Another problem those with autism suffer, especially lower-functioning ones, is behavior that can result in law enforcement involvement, with potentially tragic outcomes. When Dweezil was 16ish, he went to the zoo on a day when the DC schools were in session. A policeman asked him why he wasn’t in school.

He calmly replied that our school district had a teacher workday (we live in the suburbs). But I can easily imagine him panicking when approached by a cop, and running, and being chased, and… still gives me the shakes, over a decade later.

Well, that is a bad school for the child.
Can they be taught/schooled elsewhere?
Good grief that upsets me.

So my son LOVES swimming, but he hates being splashed. He’s also spoiled, I don’t think he’s ever swum in an unheated pool yet. Whereas me, I grew up swimming in cold lakes!

Part of the reason I don’t want to take him somewhere else is because he has so much fun, and the people teaching him adore him. They are strong communicators. I recently gave them feedback on things to help him and I think they helped get him into that two-pack. Last session they put him in a one-pack, but only for a minute. You got to ease him into things, with lots of advance notice and very specific expectations, preferably with some kind of number attached. “In five minutes, we’re going to put on the one-pack. I just want you to wear it for one minute.” Then he’s pretty good.

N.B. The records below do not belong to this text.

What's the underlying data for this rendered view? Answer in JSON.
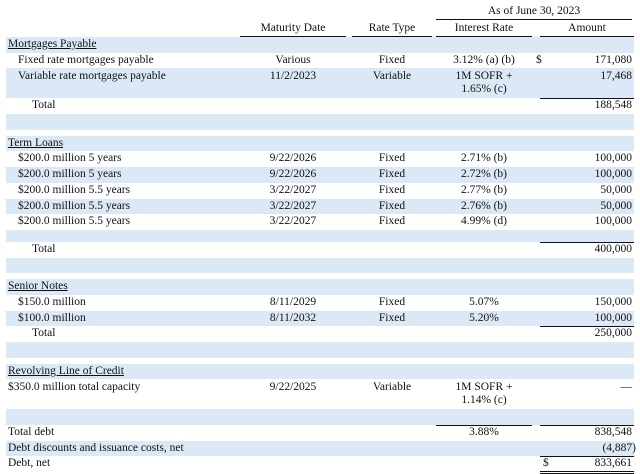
{
  "header": {
    "as_of": "As of June 30, 2023",
    "columns": [
      "Maturity Date",
      "Rate Type",
      "Interest Rate",
      "Amount"
    ]
  },
  "mortgages": {
    "title": "Mortgages Payable",
    "rows": [
      {
        "label": "Fixed rate mortgages payable",
        "maturity": "Various",
        "rate_type": "Fixed",
        "interest": "3.12% (a) (b)",
        "dollar": "$",
        "amount": "171,080"
      },
      {
        "label": "Variable rate mortgages payable",
        "maturity": "11/2/2023",
        "rate_type": "Variable",
        "interest": "1M SOFR + 1.65% (c)",
        "dollar": "",
        "amount": "17,468"
      }
    ],
    "total_label": "Total",
    "total": "188,548"
  },
  "term_loans": {
    "title": "Term Loans",
    "rows": [
      {
        "label": "$200.0 million 5 years",
        "maturity": "9/22/2026",
        "rate_type": "Fixed",
        "interest": "2.71% (b)",
        "amount": "100,000"
      },
      {
        "label": "$200.0 million 5 years",
        "maturity": "9/22/2026",
        "rate_type": "Fixed",
        "interest": "2.72% (b)",
        "amount": "100,000"
      },
      {
        "label": "$200.0 million 5.5 years",
        "maturity": "3/22/2027",
        "rate_type": "Fixed",
        "interest": "2.77% (b)",
        "amount": "50,000"
      },
      {
        "label": "$200.0 million 5.5 years",
        "maturity": "3/22/2027",
        "rate_type": "Fixed",
        "interest": "2.76% (b)",
        "amount": "50,000"
      },
      {
        "label": "$200.0 million 5.5 years",
        "maturity": "3/22/2027",
        "rate_type": "Fixed",
        "interest": "4.99% (d)",
        "amount": "100,000"
      }
    ],
    "total_label": "Total",
    "total": "400,000"
  },
  "senior_notes": {
    "title": "Senior Notes",
    "rows": [
      {
        "label": "$150.0 million",
        "maturity": "8/11/2029",
        "rate_type": "Fixed",
        "interest": "5.07%",
        "amount": "150,000"
      },
      {
        "label": "$100.0 million",
        "maturity": "8/11/2032",
        "rate_type": "Fixed",
        "interest": "5.20%",
        "amount": "100,000"
      }
    ],
    "total_label": "Total",
    "total": "250,000"
  },
  "revolver": {
    "title": "Revolving Line of Credit",
    "row": {
      "label": "$350.0 million total capacity",
      "maturity": "9/22/2025",
      "rate_type": "Variable",
      "interest": "1M SOFR + 1.14% (c)",
      "amount": "—"
    }
  },
  "summary": {
    "total_debt_label": "Total debt",
    "total_debt_rate": "3.88%",
    "total_debt": "838,548",
    "discounts_label": "Debt discounts and issuance costs, net",
    "discounts": "(4,887)",
    "net_label": "Debt, net",
    "net_dollar": "$",
    "net": "833,661"
  }
}
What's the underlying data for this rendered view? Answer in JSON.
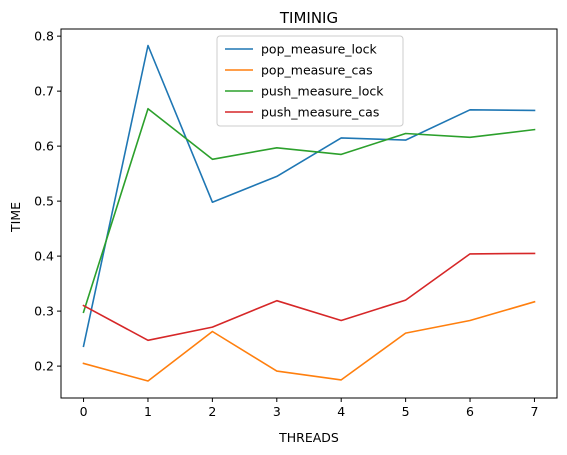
{
  "chart_data": {
    "type": "line",
    "title": "TIMINIG",
    "xlabel": "THREADS",
    "ylabel": "TIME",
    "x": [
      0,
      1,
      2,
      3,
      4,
      5,
      6,
      7
    ],
    "xticks": [
      "0",
      "1",
      "2",
      "3",
      "4",
      "5",
      "6",
      "7"
    ],
    "yticks": [
      "0.2",
      "0.3",
      "0.4",
      "0.5",
      "0.6",
      "0.7",
      "0.8"
    ],
    "xlim": [
      -0.35,
      7.35
    ],
    "ylim": [
      0.142,
      0.813
    ],
    "grid": false,
    "legend_position": "upper-center",
    "series": [
      {
        "name": "pop_measure_lock",
        "color": "#1f77b4",
        "values": [
          0.236,
          0.783,
          0.498,
          0.545,
          0.615,
          0.611,
          0.666,
          0.665
        ]
      },
      {
        "name": "pop_measure_cas",
        "color": "#ff7f0e",
        "values": [
          0.205,
          0.173,
          0.263,
          0.191,
          0.175,
          0.26,
          0.283,
          0.317
        ]
      },
      {
        "name": "push_measure_lock",
        "color": "#2ca02c",
        "values": [
          0.298,
          0.668,
          0.576,
          0.597,
          0.585,
          0.623,
          0.616,
          0.63
        ]
      },
      {
        "name": "push_measure_cas",
        "color": "#d62728",
        "values": [
          0.31,
          0.247,
          0.271,
          0.319,
          0.283,
          0.32,
          0.404,
          0.405
        ]
      }
    ]
  }
}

That is horrifying. We’re lucky to have a good school district. But the more I learn the more it seems like it’s just the luck of the draw whether your special needs child is going to be supported or not.

You are right, all the way down to the building level. Some schools want to be inclusive and support the child. Others, in the same district only accept the child conforming and being the round peg in the round hole. If you’re different, not typical, you are ‘othered’ and devalued.

So true, and so sorry that this is the child’s situation.

Too many schools—and way too many adults—have a lot to answer for.